Quick, along with fellow Labor backbencher Carmen Lawrence, is endorsing
the student strike. Other endorsees include Democrats Senator Natasha Stott
Despoja and Greens Senator Kerry Nettle.
The ALP is also under pressure from the strong stand that many unions
have taken opposing the war. Unions WA has decided to encourage its affiliated
unions to take action on the day that the war begins. In Melbourne, and
Sydney, unions have been disseminating literature opposing the war.
Four branches of the National Tertiary Education and Industry Union
— at Griffith University, La Trobe University, Melbourne University, and
Southern Cross University — are supporting the March 5 strike.
Twenty high school and university students met after the February 9
Wollongong anti-war demonstration to plan for March 5 and form the Books
Not Bombs collective. BNB student activists have been driving around to
high schools in a 3-metre-high trailer covered in posters and anti-war
slogans and graffiti giving the details of the strike.
High school students have been swarming the trailer for leaflets. There
are three high school groups organising for the March 5 action.
BNB is building for a rally on March 5 which will be held at the city's
university. The Wollongong University Students Representative Council is
paying for buses to bring striking high school students to the rally.

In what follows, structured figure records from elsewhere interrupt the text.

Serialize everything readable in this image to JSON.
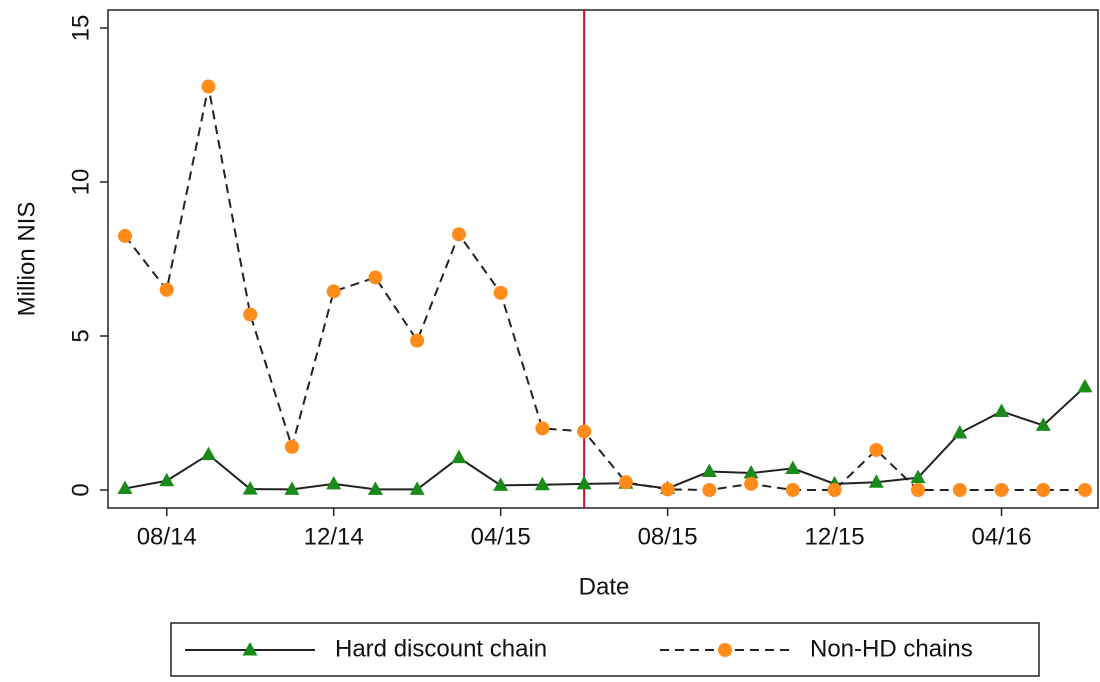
{
  "chart_data": {
    "type": "line",
    "x_label": "Date",
    "y_label": "Million NIS",
    "categories": [
      null,
      "08/14",
      null,
      null,
      null,
      "12/14",
      null,
      null,
      null,
      "04/15",
      null,
      null,
      null,
      "08/15",
      null,
      null,
      null,
      "12/15",
      null,
      null,
      null,
      "04/16",
      null,
      null
    ],
    "series": [
      {
        "name": "Hard discount chain",
        "color": "#1a8a1a",
        "line_color": "#222222",
        "line_style": "solid",
        "marker": "triangle",
        "values": [
          0.05,
          0.3,
          1.15,
          0.03,
          0.02,
          0.2,
          0.02,
          0.02,
          1.05,
          0.15,
          0.17,
          0.2,
          0.22,
          0.05,
          0.6,
          0.55,
          0.7,
          0.2,
          0.25,
          0.4,
          1.85,
          2.55,
          2.1,
          3.35
        ]
      },
      {
        "name": "Non-HD chains",
        "color": "#ff8c1a",
        "line_color": "#222222",
        "line_style": "dashed",
        "marker": "circle",
        "values": [
          8.25,
          6.5,
          13.1,
          5.7,
          1.4,
          6.45,
          6.9,
          4.85,
          8.3,
          6.4,
          2.0,
          1.9,
          0.25,
          0.02,
          0,
          0.2,
          0,
          0,
          1.3,
          0,
          0,
          0,
          0,
          0
        ]
      }
    ],
    "ylim": [
      0,
      15
    ],
    "yticks": [
      0,
      5,
      10,
      15
    ],
    "vline": {
      "index": 11,
      "color": "#c8102e"
    },
    "legend": "bottom"
  }
}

In Sydney, three high school groups have been set up to build the March
5 strike. At Riverview High School there have been two meetings of each
attended by more than 25 students, at Leichhardt High School 30 students
came to a March 5 planning meeting, and at Bradfield College, four students
have formed a peace group.
“The current political climate has meant that students and
teachers feel more compelled, and more confident to campaign on their
schools”, commented Bradfield College anti-war activist Lauren Carroll
Harris. “I don't think it's ever been easier to motivate students to get
active. But still — there's such a massive gap between the level of anti-war
sentiment among youth and the actual level of organisation. March 5 presents
us with the biggest opportunity to activate this sentiment, and the best
focus for high school activist groups.”
The anti-war collectives and post-rally meetings have in large part
been made up of young people completely new to political activity. Much
of the organising for March 5 is being done by activists with no previous
experience of such things.
“The March 5 protests could help to build up a national network of student
anti-war activists”, explained Simon Butler from the Students Against War
group at Sydney University. “Students have been helping to organise emergency
protests to be held if war breaks out, and that is important. March 5 is
also important, however, because it gives us time to get students across
the country organising together, especially those students that are new
to activism. We hope this leads to a national organisation of some kind,
and a regeneration of student activism.”
[Kylie Moon is the national coordinator of the socialist youth organisation
Resistance.]
From Green Left Weekly, February 19, 2003.